Hope you got some decent sleep last night

justsayso · 08/01/2021 11:49

Well done for getting in touch with your team OP they're the ones with the ability to help you make changes and give you more support. I work in mental health care at the moment and Covid mums are in such a terrible spot at the moment as none of the usual support nets are there for you, so please don't feel like it's just you struggling! You are doing your best and that is enough.

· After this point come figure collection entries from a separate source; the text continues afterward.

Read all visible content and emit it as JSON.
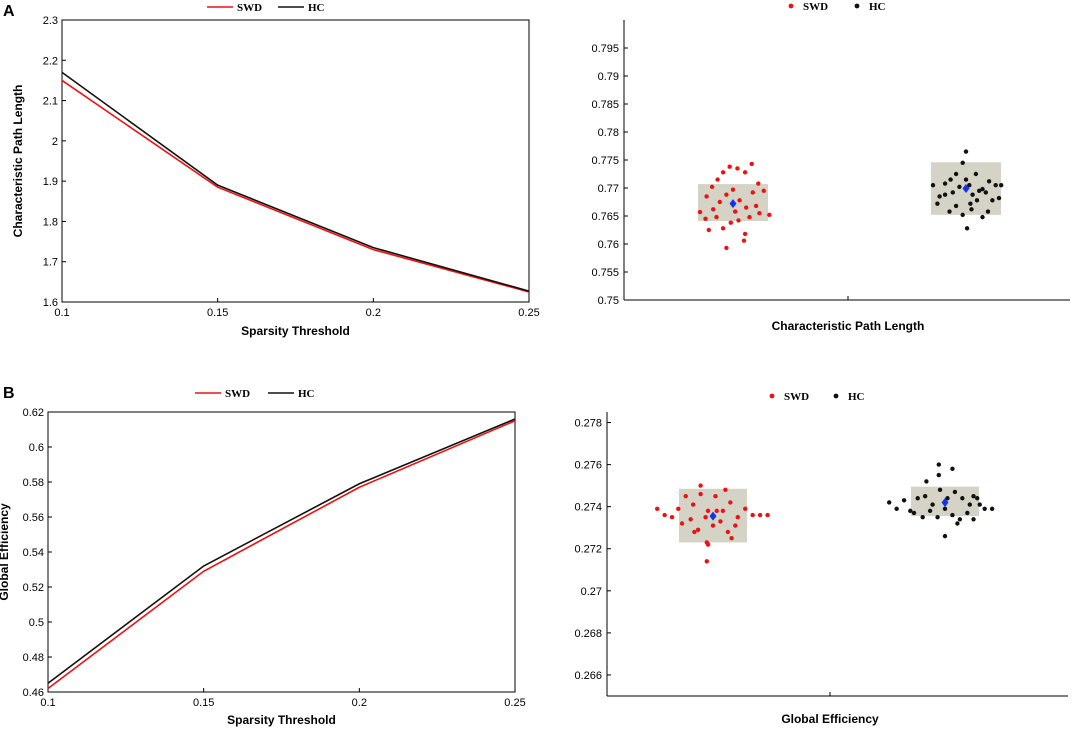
{
  "panels": [
    {
      "label": "A"
    },
    {
      "label": "B"
    }
  ],
  "colors": {
    "swd": "#ee1111",
    "hc": "#111111",
    "box": "#d4d3c6",
    "mean": "#1133ee"
  },
  "chart_data": [
    {
      "type": "line",
      "title": "",
      "xlabel": "Sparsity Threshold",
      "ylabel": "Characteristic Path Length",
      "x": [
        0.1,
        0.15,
        0.2,
        0.25
      ],
      "xticks": [
        "0.1",
        "0.15",
        "0.2",
        "0.25"
      ],
      "xlim": [
        0.1,
        0.25
      ],
      "ylim": [
        1.6,
        2.3
      ],
      "yticks": [
        "1.6",
        "1.7",
        "1.8",
        "1.9",
        "2",
        "2.1",
        "2.2",
        "2.3"
      ],
      "legend": [
        "SWD",
        "HC"
      ],
      "legend_position": "top",
      "series": [
        {
          "name": "SWD",
          "values": [
            2.15,
            1.885,
            1.73,
            1.625
          ]
        },
        {
          "name": "HC",
          "values": [
            2.17,
            1.89,
            1.735,
            1.627
          ]
        }
      ]
    },
    {
      "type": "scatter",
      "title": "",
      "xlabel": "Characteristic Path Length",
      "ylabel": "",
      "ylim": [
        0.75,
        0.8
      ],
      "yticks": [
        "0.75",
        "0.755",
        "0.76",
        "0.765",
        "0.77",
        "0.775",
        "0.78",
        "0.785",
        "0.79",
        "0.795"
      ],
      "legend": [
        "SWD",
        "HC"
      ],
      "legend_position": "top",
      "groups": [
        {
          "name": "SWD",
          "mean": 0.7672,
          "box": [
            0.7641,
            0.7707
          ],
          "points": [
            [
              -0.6,
              0.7657
            ],
            [
              -0.48,
              0.7685
            ],
            [
              -0.38,
              0.7702
            ],
            [
              -0.28,
              0.7715
            ],
            [
              -0.18,
              0.7728
            ],
            [
              -0.06,
              0.7738
            ],
            [
              0.08,
              0.7735
            ],
            [
              0.22,
              0.7728
            ],
            [
              0.34,
              0.7743
            ],
            [
              0.46,
              0.7708
            ],
            [
              0.56,
              0.7695
            ],
            [
              0.66,
              0.7652
            ],
            [
              -0.5,
              0.7645
            ],
            [
              -0.36,
              0.7662
            ],
            [
              -0.24,
              0.7675
            ],
            [
              -0.12,
              0.7688
            ],
            [
              0.0,
              0.7697
            ],
            [
              0.12,
              0.7678
            ],
            [
              0.24,
              0.7665
            ],
            [
              0.36,
              0.7692
            ],
            [
              0.48,
              0.7655
            ],
            [
              -0.44,
              0.7625
            ],
            [
              -0.3,
              0.7648
            ],
            [
              -0.18,
              0.7628
            ],
            [
              -0.04,
              0.7638
            ],
            [
              0.1,
              0.7642
            ],
            [
              0.22,
              0.7618
            ],
            [
              0.3,
              0.7648
            ],
            [
              0.42,
              0.7668
            ],
            [
              -0.12,
              0.7593
            ],
            [
              0.2,
              0.7606
            ],
            [
              0.04,
              0.7658
            ]
          ]
        },
        {
          "name": "HC",
          "mean": 0.7699,
          "box": [
            0.7652,
            0.7746
          ],
          "points": [
            [
              -0.6,
              0.7705
            ],
            [
              -0.48,
              0.7685
            ],
            [
              -0.38,
              0.7708
            ],
            [
              -0.28,
              0.7715
            ],
            [
              -0.18,
              0.7725
            ],
            [
              -0.06,
              0.7745
            ],
            [
              0.06,
              0.7705
            ],
            [
              0.18,
              0.7725
            ],
            [
              0.3,
              0.7698
            ],
            [
              0.42,
              0.7712
            ],
            [
              0.54,
              0.7705
            ],
            [
              0.64,
              0.7705
            ],
            [
              -0.52,
              0.7672
            ],
            [
              -0.38,
              0.7688
            ],
            [
              -0.24,
              0.7692
            ],
            [
              -0.12,
              0.7702
            ],
            [
              0.0,
              0.7715
            ],
            [
              0.12,
              0.7688
            ],
            [
              0.24,
              0.7695
            ],
            [
              0.36,
              0.7692
            ],
            [
              0.48,
              0.7678
            ],
            [
              0.6,
              0.7682
            ],
            [
              -0.3,
              0.7658
            ],
            [
              -0.18,
              0.7668
            ],
            [
              -0.06,
              0.7652
            ],
            [
              0.08,
              0.7672
            ],
            [
              0.2,
              0.7678
            ],
            [
              0.3,
              0.7648
            ],
            [
              0.4,
              0.7658
            ],
            [
              0.02,
              0.7628
            ],
            [
              0.0,
              0.7765
            ],
            [
              0.1,
              0.7662
            ]
          ]
        }
      ]
    },
    {
      "type": "line",
      "title": "",
      "xlabel": "Sparsity Threshold",
      "ylabel": "Global  Efficiency",
      "x": [
        0.1,
        0.15,
        0.2,
        0.25
      ],
      "xticks": [
        "0.1",
        "0.15",
        "0.2",
        "0.25"
      ],
      "xlim": [
        0.1,
        0.25
      ],
      "ylim": [
        0.46,
        0.62
      ],
      "yticks": [
        "0.46",
        "0.48",
        "0.5",
        "0.52",
        "0.54",
        "0.56",
        "0.58",
        "0.6",
        "0.62"
      ],
      "legend": [
        "SWD",
        "HC"
      ],
      "legend_position": "top",
      "series": [
        {
          "name": "SWD",
          "values": [
            0.462,
            0.529,
            0.577,
            0.615
          ]
        },
        {
          "name": "HC",
          "values": [
            0.465,
            0.532,
            0.579,
            0.616
          ]
        }
      ]
    },
    {
      "type": "scatter",
      "title": "",
      "xlabel": "Global  Efficiency",
      "ylabel": "",
      "ylim": [
        0.265,
        0.2785
      ],
      "yticks": [
        "0.266",
        "0.268",
        "0.27",
        "0.272",
        "0.274",
        "0.276",
        "0.278"
      ],
      "legend": [
        "SWD",
        "HC"
      ],
      "legend_position": "top",
      "groups": [
        {
          "name": "SWD",
          "mean": 0.27355,
          "box": [
            0.2723,
            0.27485
          ],
          "points": [
            [
              -0.9,
              0.2739
            ],
            [
              -0.78,
              0.2736
            ],
            [
              -0.66,
              0.2735
            ],
            [
              -0.56,
              0.2739
            ],
            [
              -0.44,
              0.2745
            ],
            [
              -0.32,
              0.2741
            ],
            [
              -0.2,
              0.2746
            ],
            [
              -0.08,
              0.2738
            ],
            [
              0.04,
              0.2745
            ],
            [
              0.16,
              0.2738
            ],
            [
              0.28,
              0.2742
            ],
            [
              0.4,
              0.2735
            ],
            [
              0.52,
              0.2739
            ],
            [
              0.64,
              0.2736
            ],
            [
              0.76,
              0.2736
            ],
            [
              0.88,
              0.2736
            ],
            [
              -0.5,
              0.2732
            ],
            [
              -0.36,
              0.2734
            ],
            [
              -0.24,
              0.2729
            ],
            [
              -0.12,
              0.2735
            ],
            [
              0.0,
              0.2731
            ],
            [
              0.12,
              0.2733
            ],
            [
              0.24,
              0.2728
            ],
            [
              0.36,
              0.2731
            ],
            [
              -0.3,
              0.2728
            ],
            [
              -0.08,
              0.2722
            ],
            [
              -0.1,
              0.2723
            ],
            [
              0.3,
              0.2725
            ],
            [
              -0.1,
              0.2714
            ],
            [
              0.06,
              0.2738
            ],
            [
              -0.2,
              0.275
            ],
            [
              0.2,
              0.2748
            ]
          ]
        },
        {
          "name": "HC",
          "mean": 0.2742,
          "box": [
            0.27355,
            0.27495
          ],
          "points": [
            [
              -0.9,
              0.2742
            ],
            [
              -0.78,
              0.2739
            ],
            [
              -0.66,
              0.2743
            ],
            [
              -0.56,
              0.2738
            ],
            [
              -0.44,
              0.2744
            ],
            [
              -0.32,
              0.2745
            ],
            [
              -0.2,
              0.2741
            ],
            [
              -0.08,
              0.2748
            ],
            [
              0.04,
              0.2744
            ],
            [
              0.16,
              0.2747
            ],
            [
              0.28,
              0.2744
            ],
            [
              0.4,
              0.2741
            ],
            [
              0.52,
              0.2744
            ],
            [
              0.64,
              0.2739
            ],
            [
              0.76,
              0.2739
            ],
            [
              -0.5,
              0.2737
            ],
            [
              -0.36,
              0.2735
            ],
            [
              -0.24,
              0.2738
            ],
            [
              -0.12,
              0.2735
            ],
            [
              0.0,
              0.2739
            ],
            [
              0.12,
              0.2736
            ],
            [
              0.24,
              0.2734
            ],
            [
              0.36,
              0.2737
            ],
            [
              0.46,
              0.2734
            ],
            [
              -0.1,
              0.2755
            ],
            [
              0.12,
              0.2758
            ],
            [
              -0.1,
              0.276
            ],
            [
              0.0,
              0.2726
            ],
            [
              0.2,
              0.2732
            ],
            [
              0.46,
              0.2745
            ],
            [
              -0.3,
              0.2752
            ],
            [
              0.56,
              0.2741
            ]
          ]
        }
      ]
    }
  ]
}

CaraDuneRedux · 08/01/2021 16:08

How are you doing today, Pumpkin? Hope you got some sleep and the mental health team have been able to provide some support. Flowers

PumpkinSpicedLatte · 12/01/2021 20:47

I’m not doing great. In fact I feel I’m getting worse . My health visitor is coming tomorrow so I’m going to tell her. My husband has recovered from covid thankfully . He knows I’m
Getting worse , but I darent tell anyone else .

OP posts:
PumpkinSpicedLatte · 12/01/2021 20:49

I’ve barely eaten the last 3 days I’ve gone off all my food . I’m exhausted . DD sleep at night is just absolutely horrendous . I just can’t function and my husband is being transferred to work in ICU so I’m worried sick. I feel like a shell

OP posts:
Syal · 12/01/2021 20:56

It really does sound like you’re having a difficult time- sorry I haven’t RTFT but did perinatal offer any support when you had your call with them?

Are you in the UK -if so I’d recommend homestart. I often refer perinatal patients I see there but they usually take self-referrals too. (I work in a psychology service and we see perinatal clients that don’t meet the threshold for perinatal service mental health support).